Professor Kish Parella, Washington and Lee University School of Law
Kish Parella teaches courses at the intersection of law and business, including contracts, international business transactions, and corporate social responsibility. Her research is in international economic law, with a focus on the cross-border regulation of corporations and other non-state actors. She explores the information functions of domestic and international legal institutions and the effects of information on organizational conduct and private ordering. Her current research examines the different types of reputational costs imposed on organizations (public and private) by civil litigation, government investigation, and international dispute resolution, including how those costs incentivize organizations to improve their practices.
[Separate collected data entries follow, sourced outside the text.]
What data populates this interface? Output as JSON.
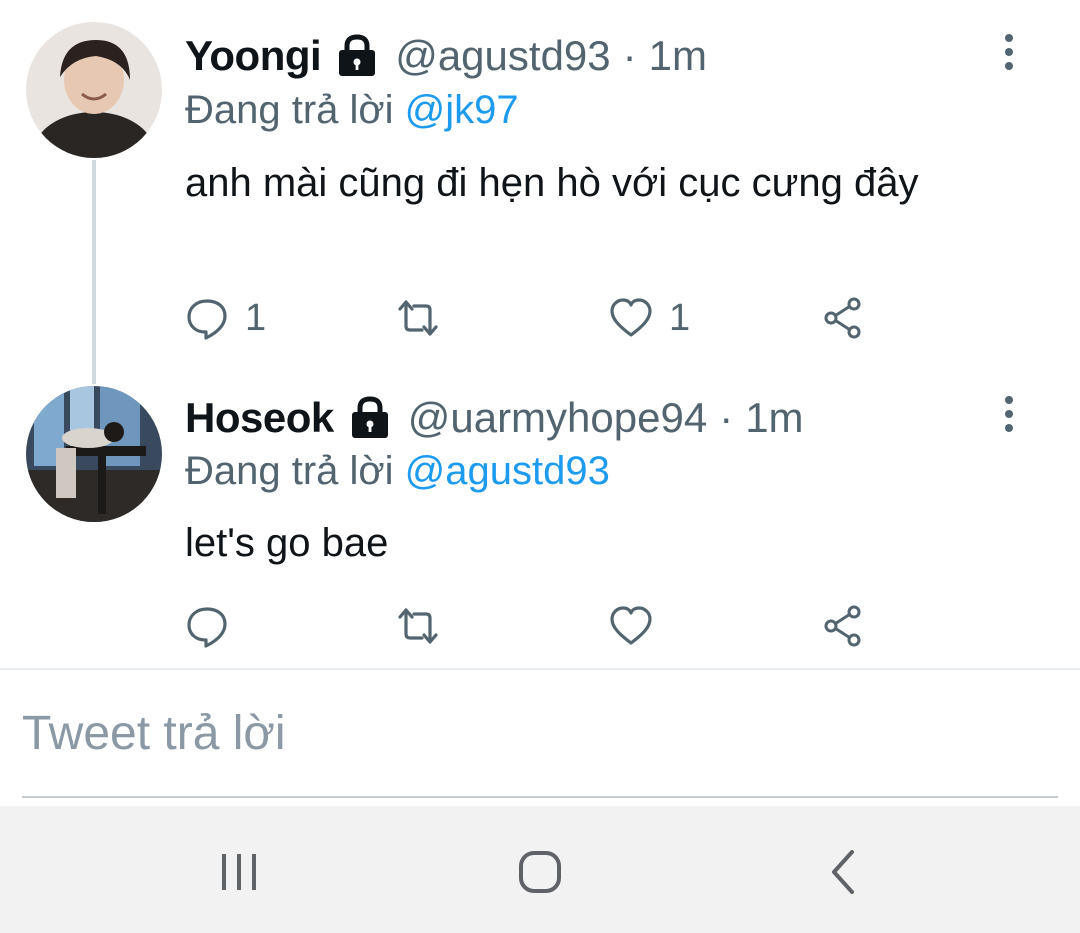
{
  "thread": [
    {
      "display_name": "Yoongi",
      "handle": "@agustd93",
      "separator": "·",
      "time": "1m",
      "reply_prefix": "Đang trả lời",
      "reply_to": "@jk97",
      "text": "anh mài cũng đi hẹn hò với cục cưng đây",
      "reply_count": "1",
      "retweet_count": "",
      "like_count": "1",
      "protected_icon": "lock-icon",
      "more_icon": "more-vertical-icon"
    },
    {
      "display_name": "Hoseok",
      "handle": "@uarmyhope94",
      "separator": "·",
      "time": "1m",
      "reply_prefix": "Đang trả lời",
      "reply_to": "@agustd93",
      "text": "let's go bae",
      "reply_count": "",
      "retweet_count": "",
      "like_count": "",
      "protected_icon": "lock-icon",
      "more_icon": "more-vertical-icon"
    }
  ],
  "composer": {
    "placeholder": "Tweet trả lời",
    "value": ""
  },
  "navbar": {
    "recents_icon": "recents-icon",
    "home_icon": "home-icon",
    "back_icon": "back-icon"
  },
  "colors": {
    "primary_text": "#0f1419",
    "secondary_text": "#536471",
    "mention": "#1d9bf0",
    "thread_line": "#cfd9de",
    "nav_background": "#f2f2f2"
  }
}
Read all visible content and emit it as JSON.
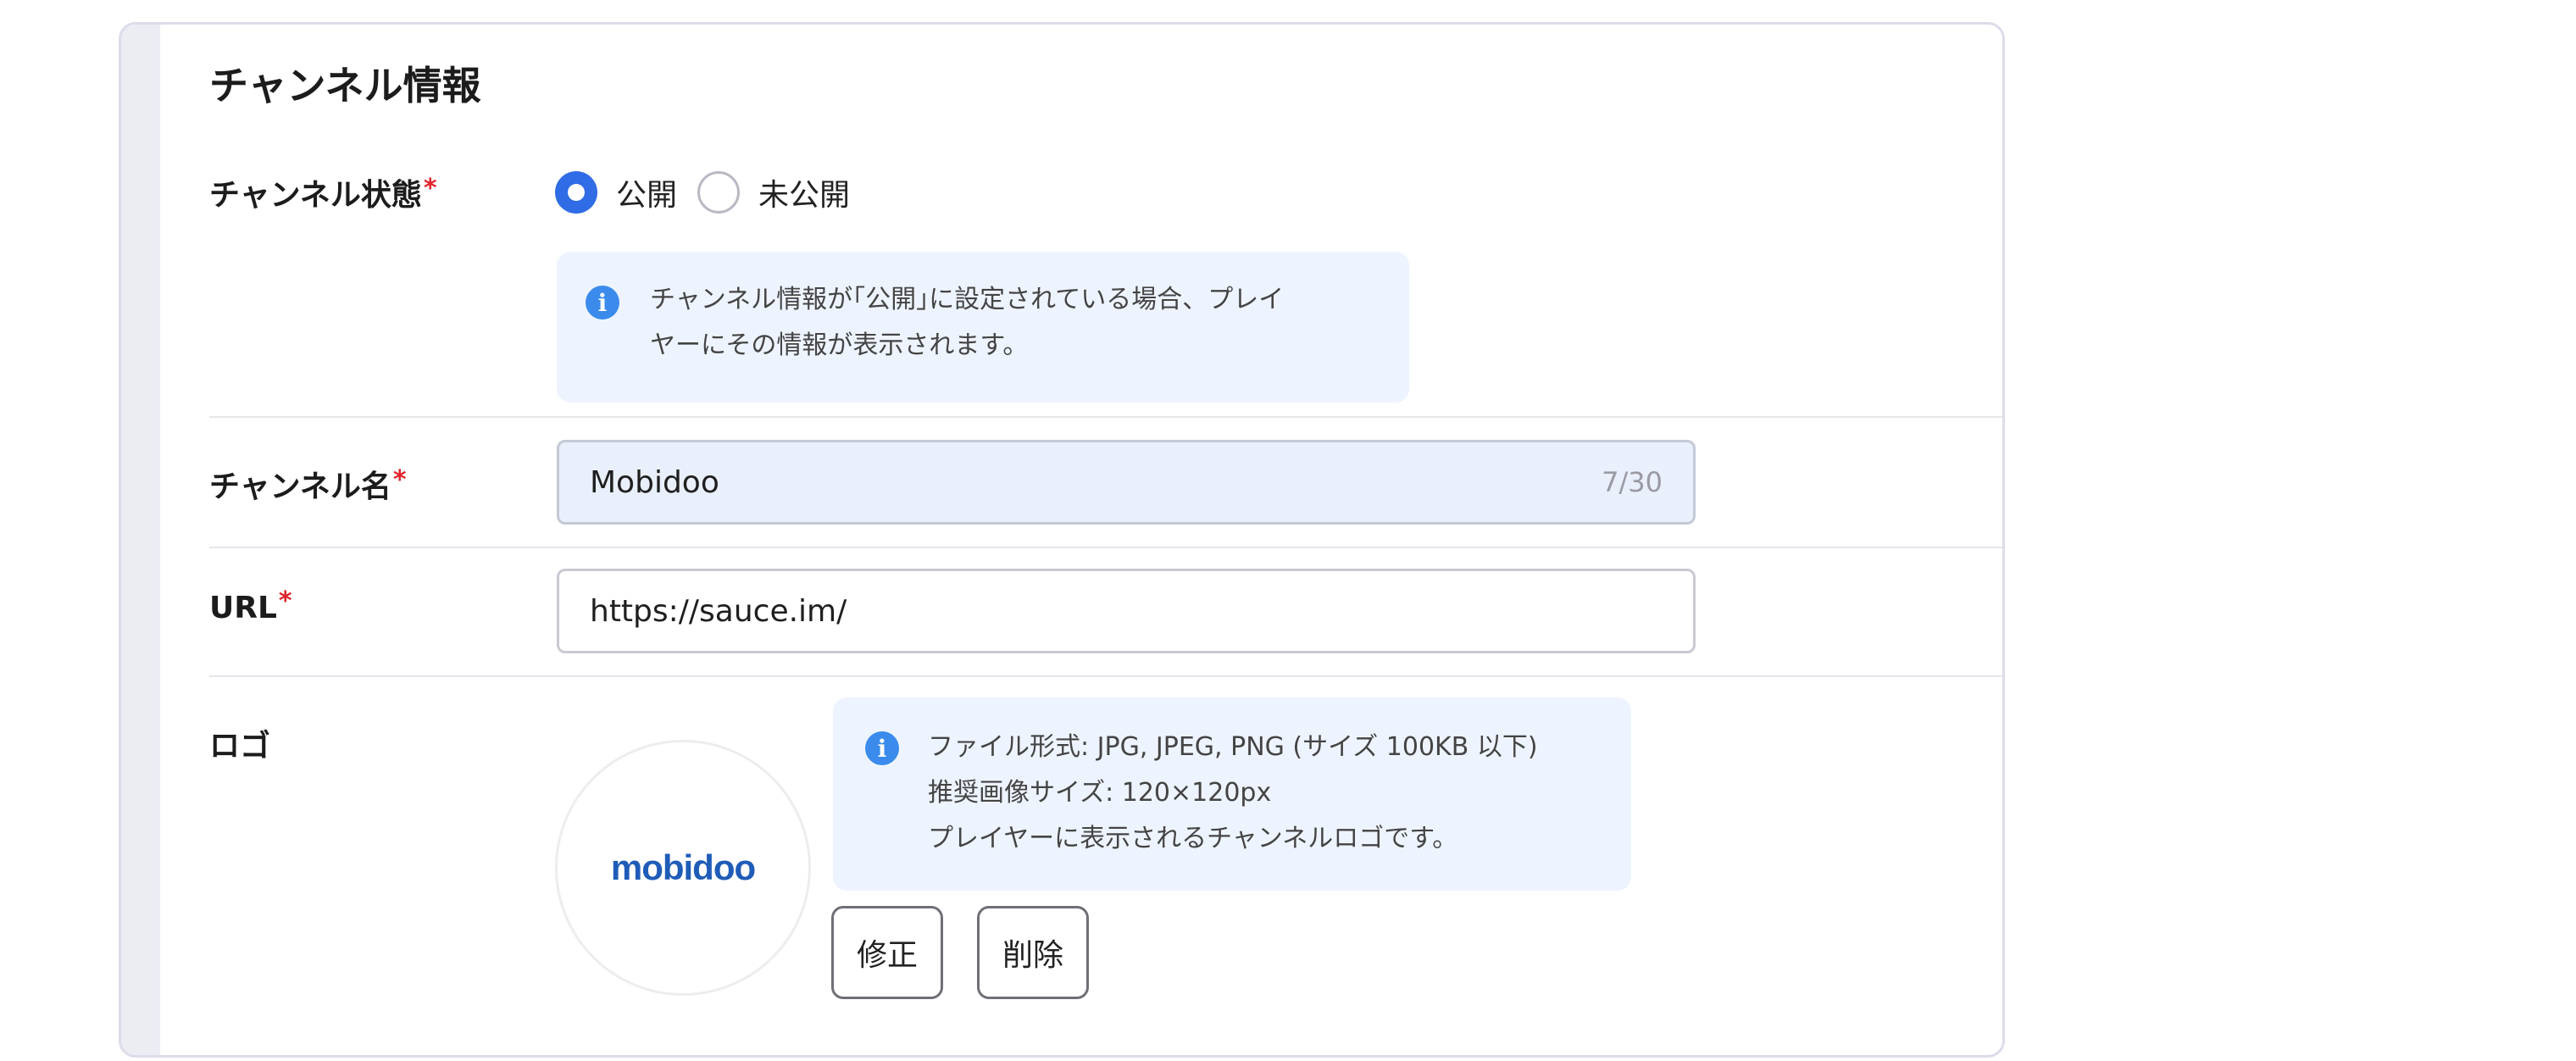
{
  "section": {
    "title": "チャンネル情報"
  },
  "status": {
    "label": "チャンネル状態",
    "required_mark": "*",
    "options": [
      {
        "label": "公開",
        "selected": true
      },
      {
        "label": "未公開",
        "selected": false
      }
    ],
    "info_lines": [
      "チャンネル情報が｢公開｣に設定されている場合、プレイ",
      "ヤーにその情報が表示されます。"
    ]
  },
  "channel_name": {
    "label": "チャンネル名",
    "required_mark": "*",
    "value": "Mobidoo",
    "counter": "7/30"
  },
  "url": {
    "label": "URL",
    "required_mark": "*",
    "value": "https://sauce.im/"
  },
  "logo": {
    "label": "ロゴ",
    "image_text": "mobidoo",
    "info_lines": [
      "ファイル形式: JPG, JPEG, PNG (サイズ 100KB 以下)",
      "推奨画像サイズ: 120×120px",
      "プレイヤーに表示されるチャンネルロゴです。"
    ],
    "edit_button": "修正",
    "delete_button": "削除"
  },
  "colors": {
    "accent": "#2f6ce5",
    "info_icon": "#3a8bec",
    "required": "#e0242c",
    "info_background": "#eef4ff",
    "logo_text": "#1f5cb8"
  },
  "icons": {
    "info": "info-circle-icon"
  }
}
Professor Parella’s scholarship has appeared or is forthcoming in Duke Law Journal, Washington Law Review, and leading international law journals, among others. Her research has been selected for presentation at the Stanford/Harvard/Yale Junior Faculty Forum (2017), Annual Research Forum of the American Society of International Law (2014, 2015, 2016), and Society for Environmental Law and Economics (2017). She is a member of the Executive Committee of the AALS Section on Scholarship and the Co-Chair of the American Society of International Law Southeast Interest Group.
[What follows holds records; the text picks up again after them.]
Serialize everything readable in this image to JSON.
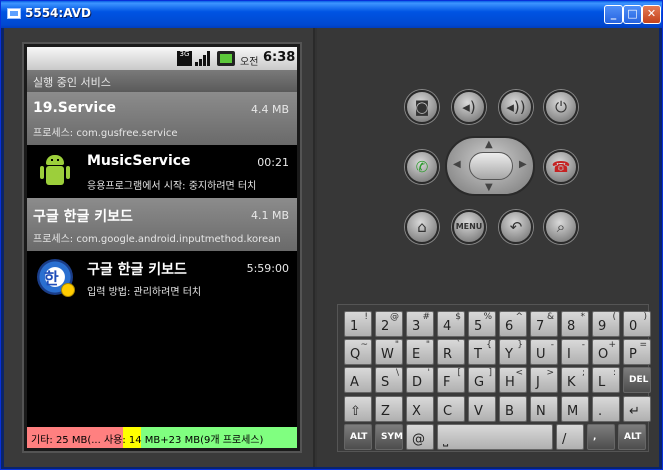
{
  "window": {
    "title": "5554:AVD"
  },
  "statusbar": {
    "network": "3G",
    "ampm": "오전",
    "time": "6:38"
  },
  "appbar": {
    "title": "실행 중인 서비스"
  },
  "services": [
    {
      "name": "19.Service",
      "size": "4.4 MB",
      "sub": "프로세스: com.gusfree.service",
      "style": "gray",
      "icon": "none"
    },
    {
      "name": "MusicService",
      "size": "00:21",
      "sub": "응용프로그램에서 시작: 중지하려면 터치",
      "style": "black",
      "icon": "android-icon"
    },
    {
      "name": "구글 한글 키보드",
      "size": "4.1 MB",
      "sub": "프로세스: com.google.android.inputmethod.korean",
      "style": "gray",
      "icon": "none"
    },
    {
      "name": "구글 한글 키보드",
      "size": "5:59:00",
      "sub": "입력 방법: 관리하려면 터치",
      "style": "black",
      "icon": "keyboard-app-icon"
    }
  ],
  "memory": {
    "label": "기타: 25 MB(... 사용: 14 MB+23 MB(9개 프로세스)"
  },
  "controls": {
    "dpad_center": "",
    "menu_label": "MENU"
  },
  "keyboard": {
    "rows": [
      [
        {
          "m": "1",
          "s": "!"
        },
        {
          "m": "2",
          "s": "@"
        },
        {
          "m": "3",
          "s": "#"
        },
        {
          "m": "4",
          "s": "$"
        },
        {
          "m": "5",
          "s": "%"
        },
        {
          "m": "6",
          "s": "^"
        },
        {
          "m": "7",
          "s": "&"
        },
        {
          "m": "8",
          "s": "*"
        },
        {
          "m": "9",
          "s": "("
        },
        {
          "m": "0",
          "s": ")"
        }
      ],
      [
        {
          "m": "Q",
          "s": "~"
        },
        {
          "m": "W",
          "s": "\""
        },
        {
          "m": "E",
          "s": "\""
        },
        {
          "m": "R",
          "s": "`"
        },
        {
          "m": "T",
          "s": "{"
        },
        {
          "m": "Y",
          "s": "}"
        },
        {
          "m": "U",
          "s": "-"
        },
        {
          "m": "I",
          "s": "-"
        },
        {
          "m": "O",
          "s": "+"
        },
        {
          "m": "P",
          "s": "="
        }
      ],
      [
        {
          "m": "A",
          "s": ""
        },
        {
          "m": "S",
          "s": "\\"
        },
        {
          "m": "D",
          "s": "'"
        },
        {
          "m": "F",
          "s": "["
        },
        {
          "m": "G",
          "s": "]"
        },
        {
          "m": "H",
          "s": "<"
        },
        {
          "m": "J",
          "s": ">"
        },
        {
          "m": "K",
          "s": ";"
        },
        {
          "m": "L",
          "s": ":"
        },
        {
          "m": "DEL",
          "s": ""
        }
      ],
      [
        {
          "m": "⇧",
          "s": ""
        },
        {
          "m": "Z",
          "s": ""
        },
        {
          "m": "X",
          "s": ""
        },
        {
          "m": "C",
          "s": ""
        },
        {
          "m": "V",
          "s": ""
        },
        {
          "m": "B",
          "s": ""
        },
        {
          "m": "N",
          "s": ""
        },
        {
          "m": "M",
          "s": ""
        },
        {
          "m": ".",
          "s": ""
        },
        {
          "m": "↵",
          "s": ""
        }
      ],
      [
        {
          "m": "ALT",
          "s": ""
        },
        {
          "m": "SYM",
          "s": ""
        },
        {
          "m": "@",
          "s": ""
        },
        {
          "m": "space",
          "s": ""
        },
        {
          "m": "/",
          "s": ""
        },
        {
          "m": ",",
          "s": ""
        },
        {
          "m": "ALT",
          "s": ""
        }
      ]
    ]
  },
  "colors": {
    "memory_other": "#ff8080",
    "memory_used": "#ffff00",
    "memory_free": "#80ff80"
  }
}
Before joining the faculty of Washington and Lee, Professor Parella was a Visiting Assistant Professor at Villanova University School of Law where she taught contracts and international arbitration. Prior to entering the legal academy, Professor Parella practiced international litigation and arbitration in the Washington, D.C. office of Cleary Gottlieb Steen & Hamilton LLP where her clients were multinational and sovereign entities engaged in complex disputes before U.S. courts and international tribunals. Professor Parella graduated from Duke Law School, where she served as an articles editor of Duke Law Journal. She specialized in international law with a Master of Philosophy in International Relations from the University of Cambridge, England and a LL.M. in International & Comparative Law from Duke Law School. She earned her undergraduate degree from the University of Western Ontario, Canada.